On the occasion of Holy Thursday, April 14, 2022, Pope Francis washed the feet of 12 male and female inmates in the prison of Civitavecchia, a port city in the Lazio region. He spoke to them about the practice of bribery in the public administration. He also invited them to ask for forgiveness for the “skeletons hidden in [their] closets.”
According to a statement issued by the Holy See after the celebration, the pontiff left the Vatican at around 3pm, arriving an hour later at the prison complex located on the Mediterranean coast, some 80 kilometers north of Rome.
In the chapel, in the presence of inmates, prison police officers, prison staff, and the Italian Minister of Justice, Marta Cartabia, the Pope celebrated the Mass of the Lord’s Supper, commemorating the last meal of Jesus with his apostles.

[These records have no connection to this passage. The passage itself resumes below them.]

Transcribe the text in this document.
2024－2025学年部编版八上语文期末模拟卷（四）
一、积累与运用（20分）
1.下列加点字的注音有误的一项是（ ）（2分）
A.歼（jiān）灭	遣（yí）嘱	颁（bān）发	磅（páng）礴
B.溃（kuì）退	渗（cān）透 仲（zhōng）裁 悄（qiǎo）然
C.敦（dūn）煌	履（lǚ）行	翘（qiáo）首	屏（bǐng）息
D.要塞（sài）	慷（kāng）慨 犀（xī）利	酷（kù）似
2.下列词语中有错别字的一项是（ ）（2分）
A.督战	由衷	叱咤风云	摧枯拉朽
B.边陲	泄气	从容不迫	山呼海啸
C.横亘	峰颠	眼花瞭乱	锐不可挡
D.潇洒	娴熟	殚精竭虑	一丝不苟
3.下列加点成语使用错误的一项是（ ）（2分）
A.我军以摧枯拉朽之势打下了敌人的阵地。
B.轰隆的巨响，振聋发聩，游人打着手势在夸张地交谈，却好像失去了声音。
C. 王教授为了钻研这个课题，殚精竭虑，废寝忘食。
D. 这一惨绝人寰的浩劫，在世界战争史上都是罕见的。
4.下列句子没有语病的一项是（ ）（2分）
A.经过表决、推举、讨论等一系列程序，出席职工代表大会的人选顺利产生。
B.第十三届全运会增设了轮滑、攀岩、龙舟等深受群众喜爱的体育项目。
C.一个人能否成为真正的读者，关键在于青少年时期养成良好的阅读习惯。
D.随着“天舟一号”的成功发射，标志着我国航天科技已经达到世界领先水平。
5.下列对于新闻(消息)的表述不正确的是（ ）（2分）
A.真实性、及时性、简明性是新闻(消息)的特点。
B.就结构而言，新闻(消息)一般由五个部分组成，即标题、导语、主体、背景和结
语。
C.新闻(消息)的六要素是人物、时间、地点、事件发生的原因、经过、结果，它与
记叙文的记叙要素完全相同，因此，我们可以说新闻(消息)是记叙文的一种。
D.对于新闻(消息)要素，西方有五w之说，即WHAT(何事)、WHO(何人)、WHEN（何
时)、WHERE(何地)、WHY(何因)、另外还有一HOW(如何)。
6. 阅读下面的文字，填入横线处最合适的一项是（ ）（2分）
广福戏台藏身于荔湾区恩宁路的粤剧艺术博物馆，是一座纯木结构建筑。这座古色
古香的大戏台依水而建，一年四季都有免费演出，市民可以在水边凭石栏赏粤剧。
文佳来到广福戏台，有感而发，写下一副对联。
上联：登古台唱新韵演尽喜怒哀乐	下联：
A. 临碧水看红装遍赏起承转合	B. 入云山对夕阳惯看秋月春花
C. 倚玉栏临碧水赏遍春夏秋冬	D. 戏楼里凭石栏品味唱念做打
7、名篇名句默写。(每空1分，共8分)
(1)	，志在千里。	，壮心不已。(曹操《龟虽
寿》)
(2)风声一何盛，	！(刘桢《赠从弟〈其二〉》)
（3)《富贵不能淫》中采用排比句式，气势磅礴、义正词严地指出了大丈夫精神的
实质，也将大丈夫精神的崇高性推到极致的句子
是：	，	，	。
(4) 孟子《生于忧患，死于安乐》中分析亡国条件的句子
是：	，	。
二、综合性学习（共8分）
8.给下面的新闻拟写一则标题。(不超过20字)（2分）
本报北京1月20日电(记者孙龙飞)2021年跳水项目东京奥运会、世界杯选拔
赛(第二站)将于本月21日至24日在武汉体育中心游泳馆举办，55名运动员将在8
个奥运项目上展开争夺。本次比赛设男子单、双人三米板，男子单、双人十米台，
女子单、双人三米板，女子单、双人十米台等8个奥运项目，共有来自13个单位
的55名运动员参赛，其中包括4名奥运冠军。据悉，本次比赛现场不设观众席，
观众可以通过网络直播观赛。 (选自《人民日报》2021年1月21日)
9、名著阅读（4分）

Commenting on the Gospel of Holy Thursday, the Pope stressed how “strange” it was that Jesus washed the feet of his disciples, including Judas, “the traitor, the one who betrayed him.” With this gesture, Christ teaches that “we serve one another, without expecting a return,” he said.
The bribery scandal
From this prison, which opened in 1992 and houses some 500 inmates, the Argentine pontiff blasted the scandal of bribes in public administrations. “This is not good,” he responded, noting that this attitude could extend to everyone: “In life, we seek our own interest, as if we were taking bribes from each other.”
Serving extends to forgiveness, the Bishop of Rome continued, affirming that “God forgives everything and God always forgives!” And he encouraged prisoners to ask “forgiveness from Jesus” for all the “skeletons hidden in [their] closets.” God is indeed a special judge who judges and forgives, “I would like to us all to take that to heart today,” he concluded.

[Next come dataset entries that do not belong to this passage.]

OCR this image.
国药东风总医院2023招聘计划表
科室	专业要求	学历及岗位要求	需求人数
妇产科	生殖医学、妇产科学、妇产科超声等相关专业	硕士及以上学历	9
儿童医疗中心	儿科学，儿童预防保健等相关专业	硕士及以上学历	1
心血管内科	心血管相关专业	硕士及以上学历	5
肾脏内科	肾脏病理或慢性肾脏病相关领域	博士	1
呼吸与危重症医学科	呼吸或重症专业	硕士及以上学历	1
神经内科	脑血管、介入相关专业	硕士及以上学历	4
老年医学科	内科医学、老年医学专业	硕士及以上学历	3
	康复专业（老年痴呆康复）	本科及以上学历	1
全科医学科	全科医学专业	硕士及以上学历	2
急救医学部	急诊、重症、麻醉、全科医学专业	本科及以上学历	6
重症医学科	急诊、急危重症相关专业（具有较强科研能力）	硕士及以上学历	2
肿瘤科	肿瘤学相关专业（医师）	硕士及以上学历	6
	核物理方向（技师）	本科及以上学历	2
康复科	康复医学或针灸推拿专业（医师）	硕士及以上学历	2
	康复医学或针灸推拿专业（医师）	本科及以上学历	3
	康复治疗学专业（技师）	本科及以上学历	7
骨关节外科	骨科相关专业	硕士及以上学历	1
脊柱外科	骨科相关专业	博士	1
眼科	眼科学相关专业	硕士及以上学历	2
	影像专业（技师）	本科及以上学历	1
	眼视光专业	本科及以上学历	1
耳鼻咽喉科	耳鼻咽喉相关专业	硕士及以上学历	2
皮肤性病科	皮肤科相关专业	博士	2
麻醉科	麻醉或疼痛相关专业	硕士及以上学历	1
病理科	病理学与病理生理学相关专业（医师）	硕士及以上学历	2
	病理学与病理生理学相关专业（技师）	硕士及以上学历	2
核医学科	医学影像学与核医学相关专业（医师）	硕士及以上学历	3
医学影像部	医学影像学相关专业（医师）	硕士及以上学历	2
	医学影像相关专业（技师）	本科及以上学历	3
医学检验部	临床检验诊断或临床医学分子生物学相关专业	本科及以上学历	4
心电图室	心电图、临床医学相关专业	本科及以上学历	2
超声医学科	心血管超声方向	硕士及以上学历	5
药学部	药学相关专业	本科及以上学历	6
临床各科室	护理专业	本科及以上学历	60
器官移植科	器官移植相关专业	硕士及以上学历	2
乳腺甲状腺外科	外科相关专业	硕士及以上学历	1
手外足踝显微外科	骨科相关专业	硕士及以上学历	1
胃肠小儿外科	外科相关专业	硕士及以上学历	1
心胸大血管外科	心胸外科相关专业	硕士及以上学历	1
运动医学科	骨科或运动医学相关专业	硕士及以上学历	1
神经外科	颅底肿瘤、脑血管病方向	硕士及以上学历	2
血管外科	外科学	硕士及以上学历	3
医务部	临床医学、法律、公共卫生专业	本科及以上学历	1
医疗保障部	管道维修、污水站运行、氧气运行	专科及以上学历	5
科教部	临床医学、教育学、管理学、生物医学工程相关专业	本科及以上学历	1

At the end of his homily, the Pope performed the ritual gesture of this liturgy: he washed and kissed the feet of 12 prisoners, men and women, of various ages and nationalities. “This is a sign that means ‘I judge no one. I seek to be the servant of all,'” he explained.
A garden cultivated by the inmates
At the end of the celebration, the prisoners offered him a print of the ancient port of Civitavecchia and products from their garden. The head of the Catholic Church also met with about 50 people, inmates and guards, in a room at the prison.
Since his election in 2013, Francis has chosen to depart from tradition and not celebratethe Mass of the Lord’s Supper at St. John Lateran, the cathedral in Rome, as his predecessors did. He has visited detention centers several times: in 2013, 2015, 2017, 2018 and 2019. In 2020, there was no washing of the feet because of the health crisis and in 2021, he celebrated the Last Supper with Cardinal Angelo Becciu, in disgrace after his resignation and now at the center of a major financial trial in the Vatican.
Before him, Pope John Paul II paid a pastoral visit to the former penitentiary of Civitavecchia on March 19, 1987.